Please can someone suggest the best way to get the text from Scrivener into InDesign?
My text will mostly just contain headings, then body text with a few words in bold or italics. Nothing particularly fancy, but I need to preserve the bold and italic parts of the text when I move it into InDesign.
My suggestion was to use Pandoc flavoured multimarkdown (which Scrivener supports) to ICML, an XML format which preserves headings/footnotes/bold/italic/blockquotes/lists/figure+caption etc. — but I don’t own InDesign so can’t comment on the details of the Adobe side of this workflow…
For non-fiction books the Pandoc/MMD route offers a lot of powerful flexibility.
Thanks very much, I’ll take a look at this, and at the other threads. (I did look for other threads, but I couldn’t find anything that seemed recent.)
Ian.
Most any way you go, you will not have and trouble having things like italics carried over.

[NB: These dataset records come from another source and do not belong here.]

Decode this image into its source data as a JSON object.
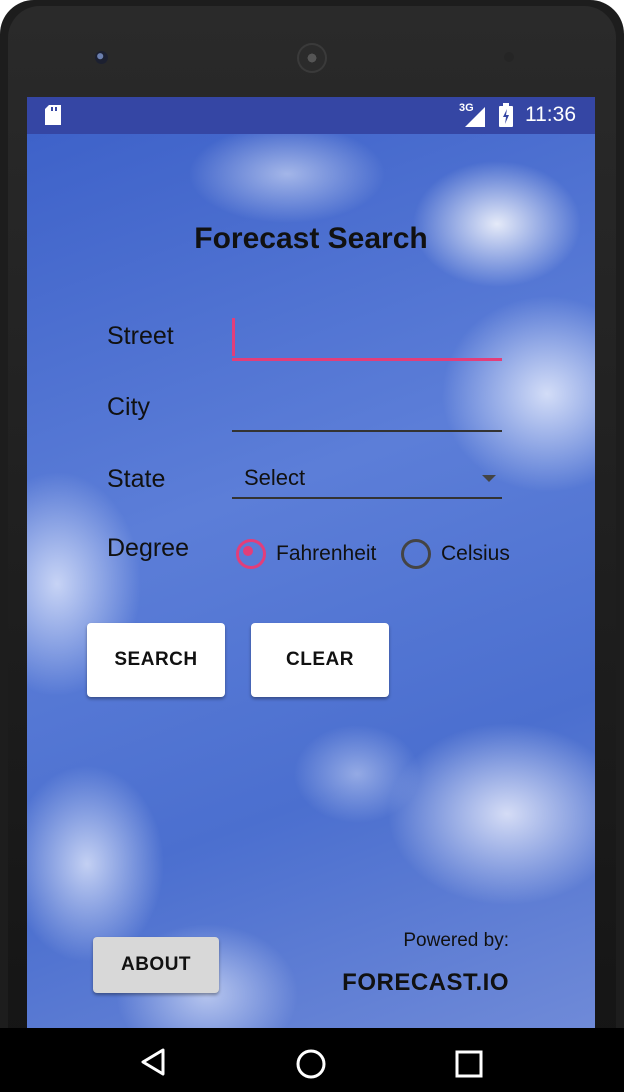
{
  "status_bar": {
    "network": "3G",
    "time": "11:36",
    "icons": [
      "sd-card-icon",
      "signal-icon",
      "battery-icon"
    ]
  },
  "page": {
    "title": "Forecast Search"
  },
  "form": {
    "street": {
      "label": "Street",
      "value": "",
      "placeholder": ""
    },
    "city": {
      "label": "City",
      "value": "",
      "placeholder": ""
    },
    "state": {
      "label": "State",
      "selected": "Select"
    },
    "degree": {
      "label": "Degree",
      "options": [
        {
          "label": "Fahrenheit",
          "selected": true
        },
        {
          "label": "Celsius",
          "selected": false
        }
      ]
    }
  },
  "buttons": {
    "search": "SEARCH",
    "clear": "CLEAR",
    "about": "ABOUT"
  },
  "footer": {
    "powered_by": "Powered by:",
    "brand": "FORECAST.IO"
  },
  "colors": {
    "accent": "#e23e7a",
    "status_bar": "#3546a4"
  }
}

However, there is a good reason to use Scriv’s styles to style the several kinds of paragraphs you envision needing – headings and body paragraphs, prodadly inset paragraphs maybe as well.
You can compile your stuff to Word format, which preserves your style specifications, and InDesign understands Word format files and recognizes and respects the embedded paragraph styles. (Been a while since I did this, so might actually work just as well just using rtf.)
The virtue of getting the para styles in there at the get-go is (the usual advantage of styles:) that you can change the look of the different textual elements of your book all at once by tweaking the style’s attributes in InDesign.
And to follow gr’s point, you can easily write using styles in Scrivener 3 to define your content, and use those styles to drive the Pandoc conversion. This removes a barrier some had to using markup in their Scrivener documents previously. Now we use styles and the compiler can do the work of converting to Pandoc or DOCX or whatever from the same Scrivener source document! But even if you want to import via DOCX, Pandoc generates a “cleaner” and more flexible DOCX output from Scrivener than the built-in convertor IMO. And with Scrivener 3, you can run Pandoc automatically using the post-processing panel.